Finding ourselves in a universe that seems bent upon destroying us, we quickly discover, both as individuals and as societies, that it is a good thing to understand the forces arrayed against us. And so it is that every human being comes to desire genuine knowledge about the world. This has always posed a special problem for religion, because every religion preaches the truth of propositions for which it has no evidence. In fact, every religion preaches the truth of propositions for which no evidence is even conceivable. This put the “leap” in Kierkegaard’s leap of faith.
What if all our knowledge about the world were suddenly to disappear? Imagine that six billion of us wake up tomorrow morning in a state of utter ignorance and confusion. Our books and computers are still here, but we can’t make heads or tails of their contents. We have even forgotten how to drive our cars and brush our teeth. What knowledge would we want to reclaim first? Well, there’s that business about growing food and building shelter that we would want to get reacquainted with. We would want to relearn how to use and repair many of our machines. Learning to understand spoken and written language would also be a top priority, given that these skills are necessary for acquiring most others. When in this process of reclaiming our humanity will it be important to know that Jesus was born of a virgin? Or that he was resurrected? And how would we relearn these truths, if they are indeed true? By reading the Bible? Our tour of the shelves will deliver similar pearls from antiquity – like the “fact” that Isis, the goddess of fertility, sports an impressive pair of cow horns. Reading further, we will learn that Thor carries a hammer and that Marduk’s sacred animals are horses, dogs, and a dragon with a forked tongue. Whom shall we give top billing in our resurrected world? Yahweh or Shiva? And when will we want to relearn that premarital sex is a sin? Or that adulteresses should be stoned to death? Or that the soul enters the zygote at the moment of conception? And what will we think of those curious people who begin proclaiming that one of our books is distinct from all others in that it was actually written by the Creator of the universe?

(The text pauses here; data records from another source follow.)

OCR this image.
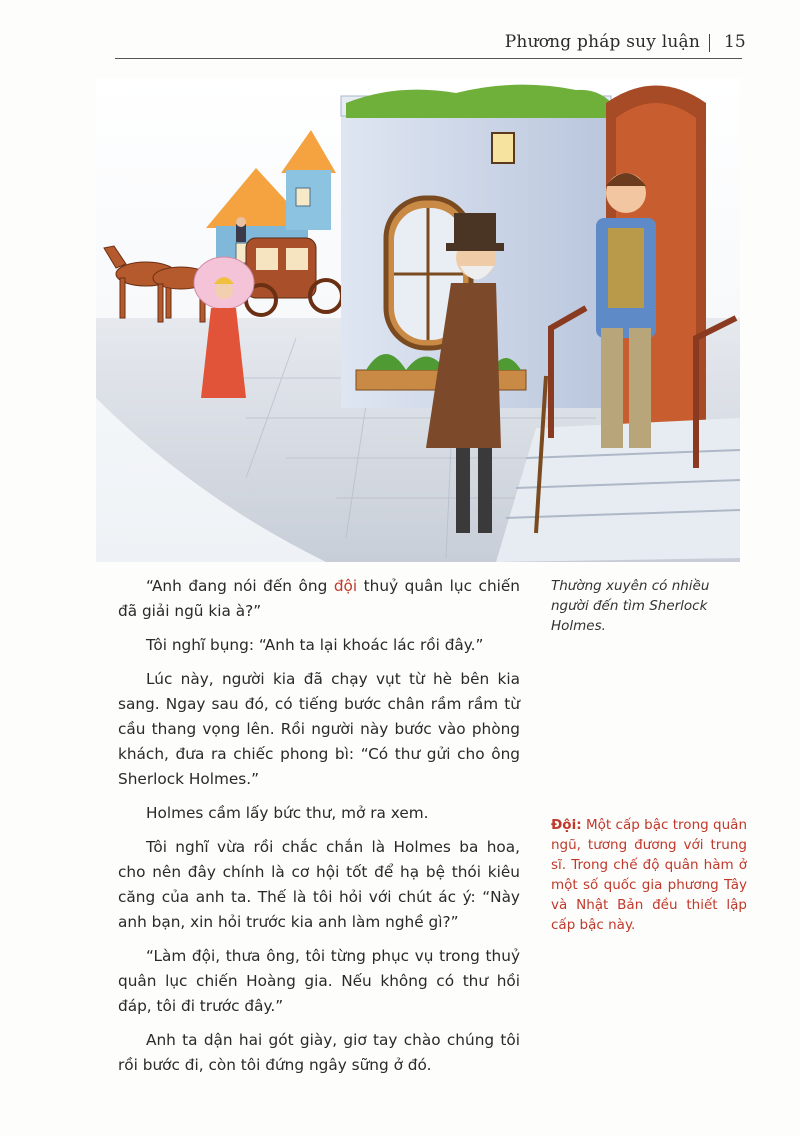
Phương pháp suy luận 15
Thường xuyên có nhiều người đến tìm Sherlock Holmes.

“Anh đang nói đến ông đội thuỷ quân lục chiến đã giải ngũ kia à?”

Tôi nghĩ bụng: “Anh ta lại khoác lác rồi đây.”

Lúc này, người kia đã chạy vụt từ hè bên kia sang. Ngay sau đó, có tiếng bước chân rầm rầm từ cầu thang vọng lên. Rồi người này bước vào phòng khách, đưa ra chiếc phong bì: “Có thư gửi cho ông Sherlock Holmes.”

Holmes cầm lấy bức thư, mở ra xem.

Tôi nghĩ vừa rồi chắc chắn là Holmes ba hoa, cho nên đây chính là cơ hội tốt để hạ bệ thói kiêu căng của anh ta. Thế là tôi hỏi với chút ác ý: “Này anh bạn, xin hỏi trước kia anh làm nghề gì?”

“Làm đội, thưa ông, tôi từng phục vụ trong thuỷ quân lục chiến Hoàng gia. Nếu không có thư hồi đáp, tôi đi trước đây.”

Anh ta dận hai gót giày, giơ tay chào chúng tôi rồi bước đi, còn tôi đứng ngây sững ở đó.

Đội: Một cấp bậc trong quân ngũ, tương đương với trung sĩ. Trong chế độ quân hàm ở một số quốc gia phương Tây và Nhật Bản đều thiết lập cấp bậc này.
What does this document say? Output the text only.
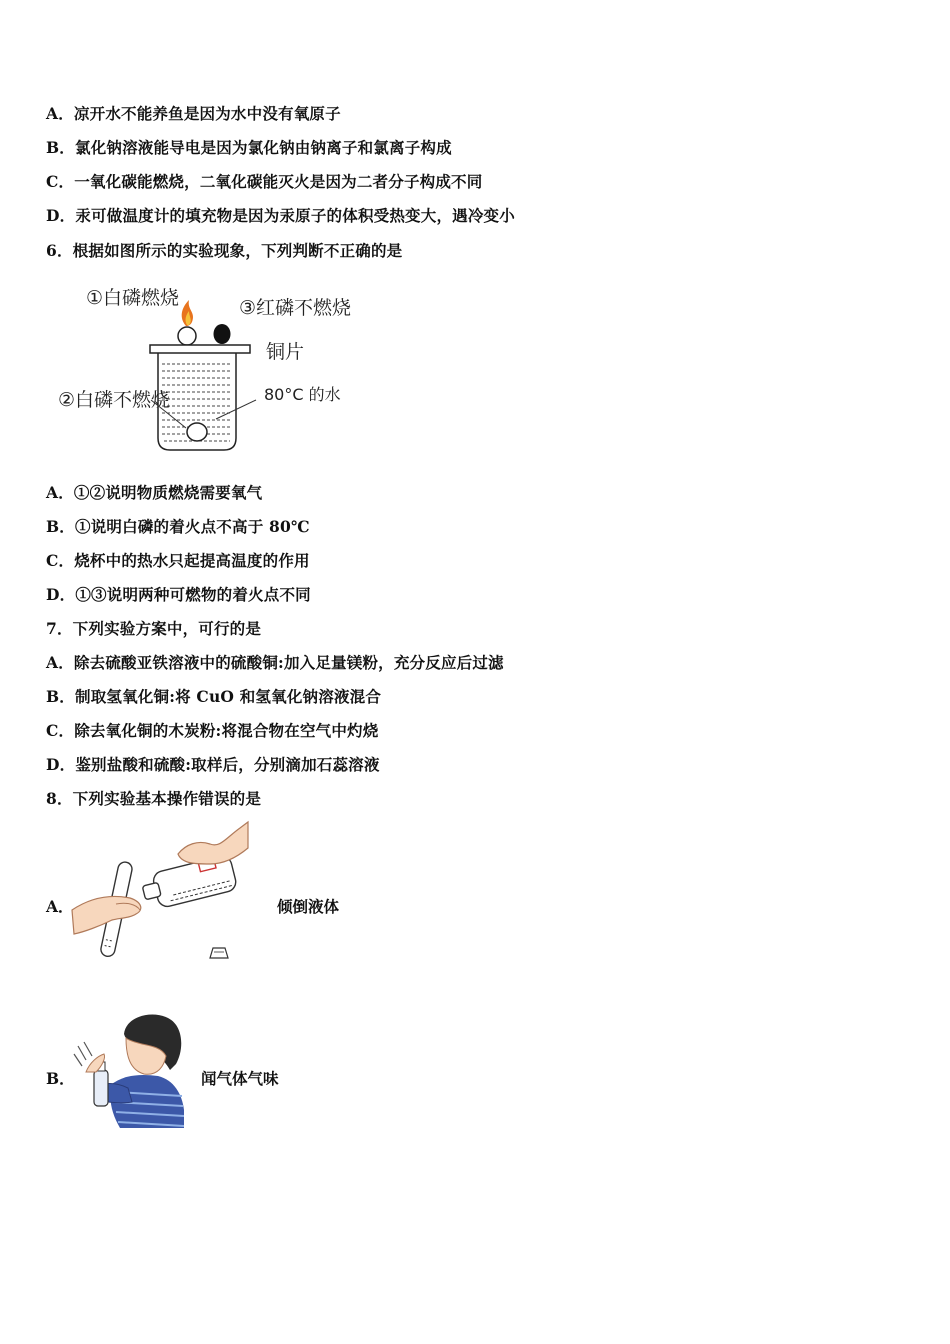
A．凉开水不能养鱼是因为水中没有氧原子
B．氯化钠溶液能导电是因为氯化钠由钠离子和氯离子构成
C．一氧化碳能燃烧，二氧化碳能灭火是因为二者分子构成不同
D．汞可做温度计的填充物是因为汞原子的体积受热变大，遇冷变小
6．根据如图所示的实验现象，下列判断不正确的是
①白磷燃烧	③红磷不燃烧
铜片
②白磷不燃烧	80°C 的水
A．①②说明物质燃烧需要氧气
B．①说明白磷的着火点不高于 80℃
C．烧杯中的热水只起提高温度的作用
D．①③说明两种可燃物的着火点不同
7．下列实验方案中，可行的是
A．除去硫酸亚铁溶液中的硫酸铜:加入足量镁粉，充分反应后过滤
B．制取氢氧化铜:将 CuO 和氢氧化钠溶液混合
C．除去氧化铜的木炭粉:将混合物在空气中灼烧
D．鉴别盐酸和硫酸:取样后，分别滴加石蕊溶液
8．下列实验基本操作错误的是
A．	倾倒液体
B．	闻气体气味
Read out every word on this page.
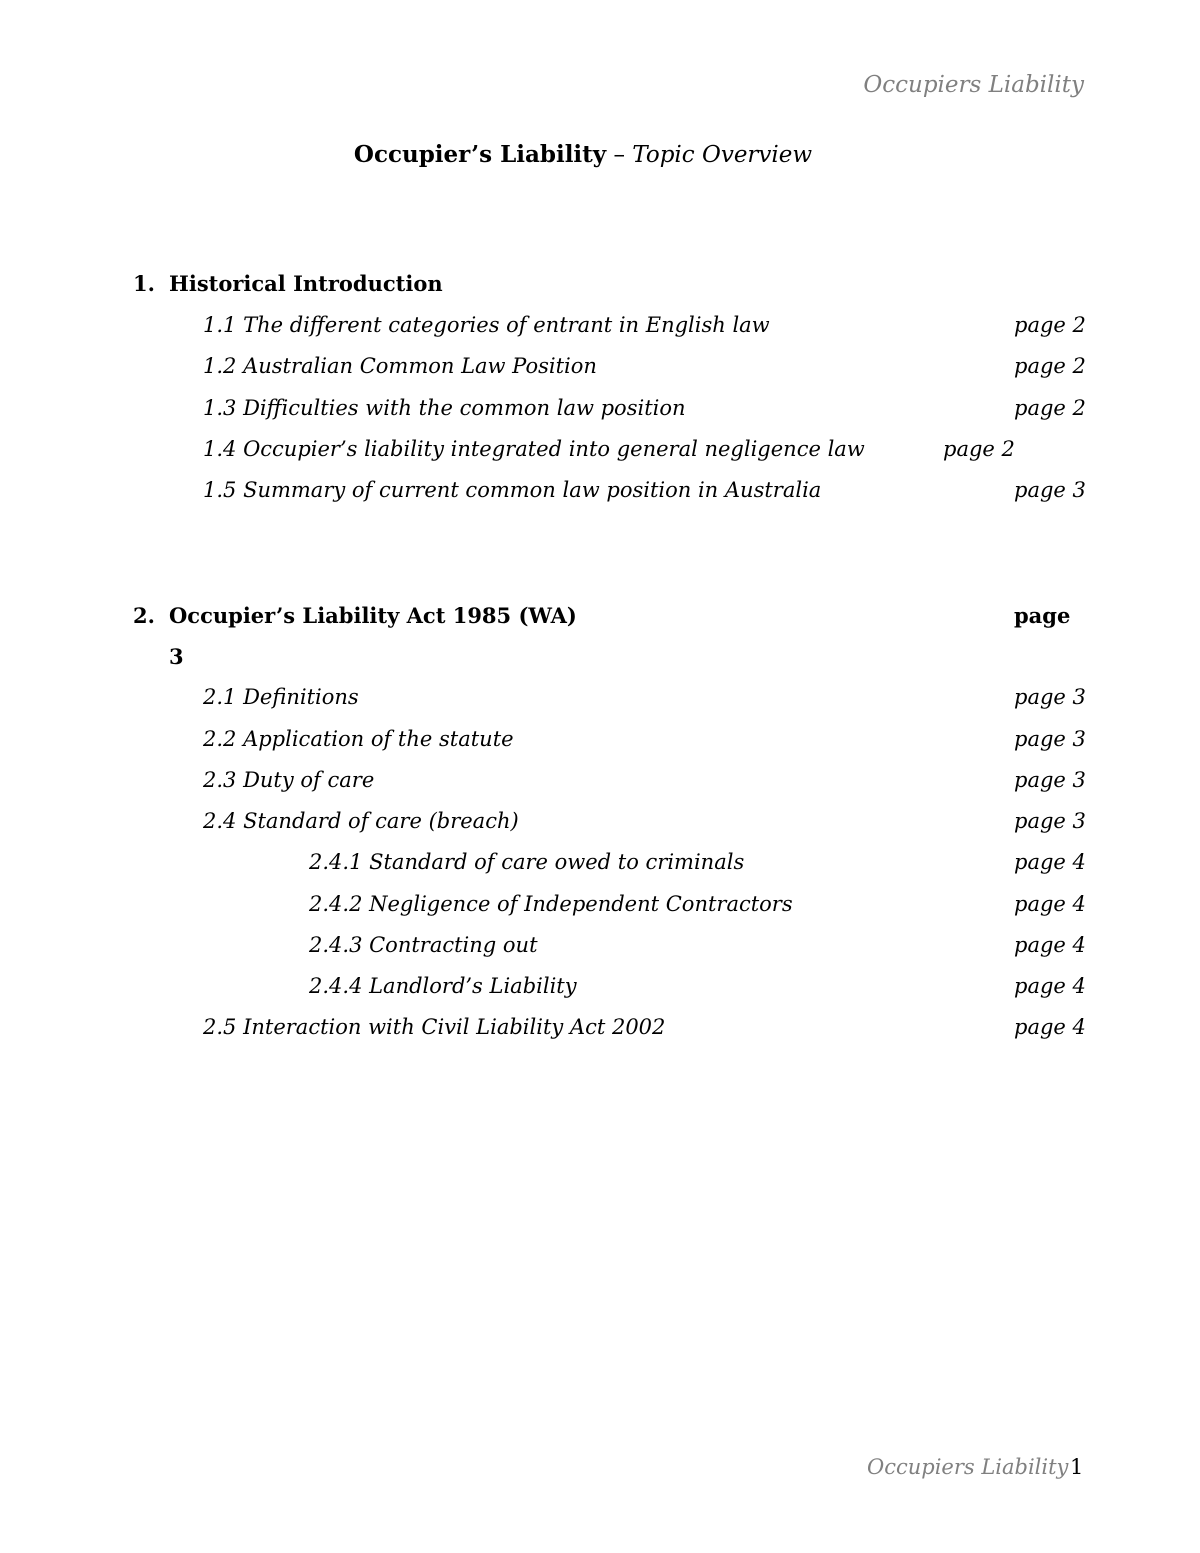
Occupiers Liability
Occupier’s Liability – Topic Overview
1. Historical Introduction
1.1 The different categories of entrant in English law	page 2
1.2 Australian Common Law Position	page 2
1.3 Difficulties with the common law position	page 2
1.4 Occupier’s liability integrated into general negligence law	page 2
1.5 Summary of current common law position in Australia	page 3
2. Occupier’s Liability Act 1985 (WA)	page
3
2.1 Definitions	page 3
2.2 Application of the statute	page 3
2.3 Duty of care	page 3
2.4 Standard of care (breach)	page 3
2.4.1 Standard of care owed to criminals	page 4
2.4.2 Negligence of Independent Contractors	page 4
2.4.3 Contracting out	page 4
2.4.4 Landlord’s Liability	page 4
2.5 Interaction with Civil Liability Act 2002	page 4
Occupiers Liability 1
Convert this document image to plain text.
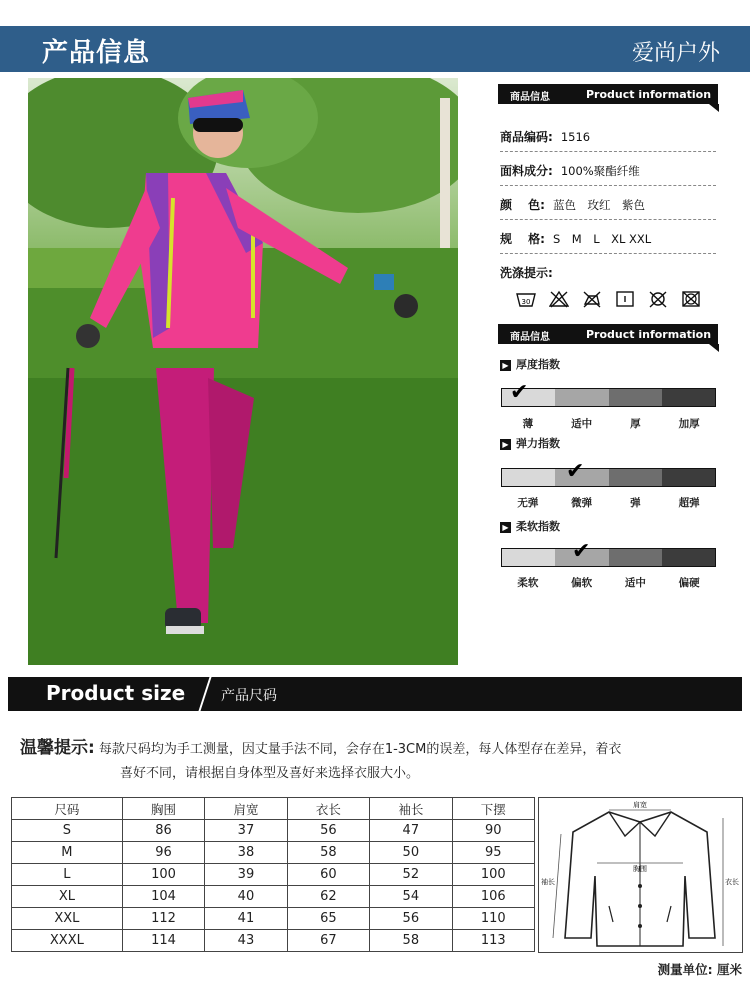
产品信息	爱尚户外
商品信息	Product information
商品编码: 1516
面料成分: 100%聚酯纤维
颜　 色: 蓝色　玫红　紫色
规　 格: S　M　L　XL XXL
洗涤提示:
30
商品信息	Product information
▶ 厚度指数
✔
薄	适中	厚	加厚
▶ 弹力指数
✔
无弹	微弹	弹	超弹
▶ 柔软指数
✔
柔软	偏软	适中	偏硬
Product size	产品尺码
温馨提示: 每款尺码均为手工测量，因丈量手法不同，会存在1-3CM的误差，每人体型存在差异，着衣
喜好不同，请根据自身体型及喜好来选择衣服大小。
尺码	胸围	肩宽	衣长	袖长	下摆
S	86	37	56	47	90
M	96	38	58	50	95
L	100	39	60	52	100
XL	104	40	62	54	106
XXL	112	41	65	56	110
XXXL	114	43	67	58	113
肩宽
胸围
袖长	衣长
测量单位: 厘米
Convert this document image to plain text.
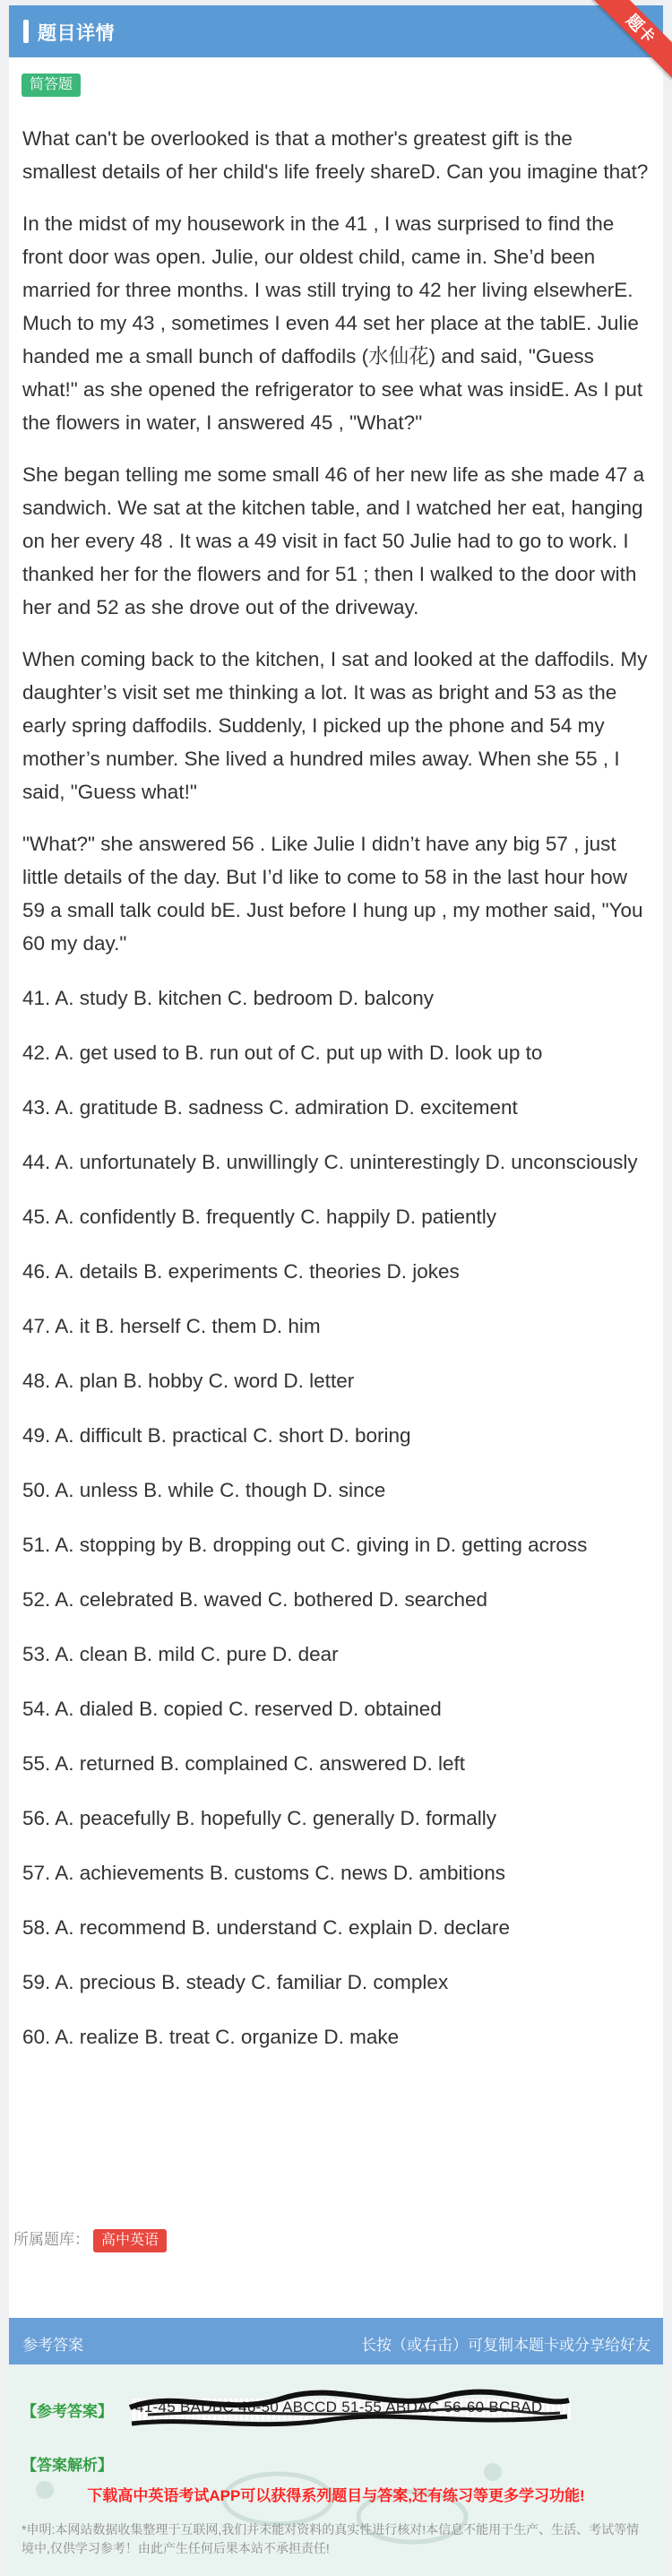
题目详情	题卡
简答题

What can't be overlooked is that a mother's greatest gift is the smallest details of her child's life freely shareD. Can you imagine that?

In the midst of my housework in the 41 , I was surprised to find the front door was open. Julie, our oldest child, came in. She’d been married for three months. I was still trying to 42 her living elsewherE. Much to my 43 , sometimes I even 44 set her place at the tablE. Julie handed me a small bunch of daffodils (水仙花) and said, "Guess what!" as she opened the refrigerator to see what was insidE. As I put the flowers in water, I answered 45 , "What?"

She began telling me some small 46 of her new life as she made 47 a sandwich. We sat at the kitchen table, and I watched her eat, hanging on her every 48 . It was a 49 visit in fact 50 Julie had to go to work. I thanked her for the flowers and for 51 ; then I walked to the door with her and 52 as she drove out of the driveway.

When coming back to the kitchen, I sat and looked at the daffodils. My daughter’s visit set me thinking a lot. It was as bright and 53 as the early spring daffodils. Suddenly, I picked up the phone and 54 my mother’s number. She lived a hundred miles away. When she 55 , I said, "Guess what!"

"What?" she answered 56 . Like Julie I didn’t have any big 57 , just little details of the day. But I’d like to come to 58 in the last hour how 59 a small talk could bE. Just before I hung up , my mother said, "You 60 my day."

41. A. study B. kitchen C. bedroom D. balcony
42. A. get used to B. run out of C. put up with D. look up to
43. A. gratitude B. sadness C. admiration D. excitement
44. A. unfortunately B. unwillingly C. uninterestingly D. unconsciously
45. A. confidently B. frequently C. happily D. patiently
46. A. details B. experiments C. theories D. jokes
47. A. it B. herself C. them D. him
48. A. plan B. hobby C. word D. letter
49. A. difficult B. practical C. short D. boring
50. A. unless B. while C. though D. since
51. A. stopping by B. dropping out C. giving in D. getting across
52. A. celebrated B. waved C. bothered D. searched
53. A. clean B. mild C. pure D. dear
54. A. dialed B. copied C. reserved D. obtained
55. A. returned B. complained C. answered D. left
56. A. peacefully B. hopefully C. generally D. formally
57. A. achievements B. customs C. news D. ambitions
58. A. recommend B. understand C. explain D. declare
59. A. precious B. steady C. familiar D. complex
60. A. realize B. treat C. organize D. make
所属题库： 高中英语
参考答案	长按（或右击）可复制本题卡或分享给好友
【参考答案】	41-45 BADBC 46-50 ABCCD 51-55 ABDAC 56-60 BCBAD
【答案解析】
下载高中英语考试APP可以获得系列题目与答案,还有练习等更多学习功能!
*申明:本网站数据收集整理于互联网,我们并未能对资料的真实性进行核对!本信息不能用于生产、生活、考试等情境中,仅供学习参考！由此产生任何后果本站不承担责任!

There are undoubtedly spiritual truths that we would want to relearn – once we manage to feed and clothe ourselves – and these are truths that we have learned imperfectly in our present state. How is it possible, for instance, to overcome one’s fear and inwardness and simply love other human beings? Assume for the moment, that such a process of personal transformation exists and that there is something worth knowing about it; there is, in other words, some skill, or discipline, or conceptual understanding, or dietary supplement that allows for the reliable transformation of fearful, hateful, or indifferent persons into loving ones. If so, we should be positively desperate to know about it. There may even be a few biblical passages that would be useful in this regard – but as for whole rafts of untestable doctrines, clearly there would be no reasonable basis to take them up again. The Bible and Koran, it seems certain, would find themselves respectfully shelved next to Ovid’s Metamorphoses and the Egyptian Book of the Dead.
The point is that most of what we currently hold sacred is not sacred for any reason other than that it was thought sacred yesterday. Surely, if we could create the world anew, the practice of organizing our lives around untestable propositions found in ancient literature – to say nothing of killing and dying for them – would be impossible to justify. What stops us from finding it impossible now?
Many have observed that religion, by lending meaning to human life, permits communities (at least those united under a single faith) to cohere. Historically this is true, and on this score religion is to be credited as much for wars of conquest as for feast days and brotherly love. But in its effect upon the modern world – a world already united, at least potentially, by economic, environmental, political, and epidemiological necessity – religious ideology is dangerously retrograde. Our past is not sacred for being past, and there is much that is behind us that we are struggling to keep behind us, and to which, it is to be hoped, we could never return with a clear conscience: the divine right of kings, feudalism, the caste system, slavery, political executions, forced castration, vivisection, bearbaiting, honorable duels, chastity belts, trial by ordeal, child labor, human and animal sacrifice, the stoning of heretics, cannibalism, sodomy laws, taboos against contraception, human radiation experiments – the list is nearly endless, and if it were extended indefinitely, the proportion of abuses for which religion could be found directly responsible is likely to remain undiminished. In fact, almost every indignity just mentioned can be attributed to an insufficient taste for evidence, to an uncritical faith in one dogma or another. The idea, therefore, that religious faith is somehow a sacred human convention – distinguished, as it is, both by the extravagance of its claims and by the paucity of its evidence – is really too great a monstrosity to be appreciated in all its glory. Religious faith represents so uncompromising a misuse of the power of our minds that it forms a kind of perverse, cultural singularity – a vanishing point beyond which rational discourse proves impossible. When foisted upon each generation anew, it renders us incapable of realizing just how much of our world has been unnecessarily ceded to a dark and barbarous past.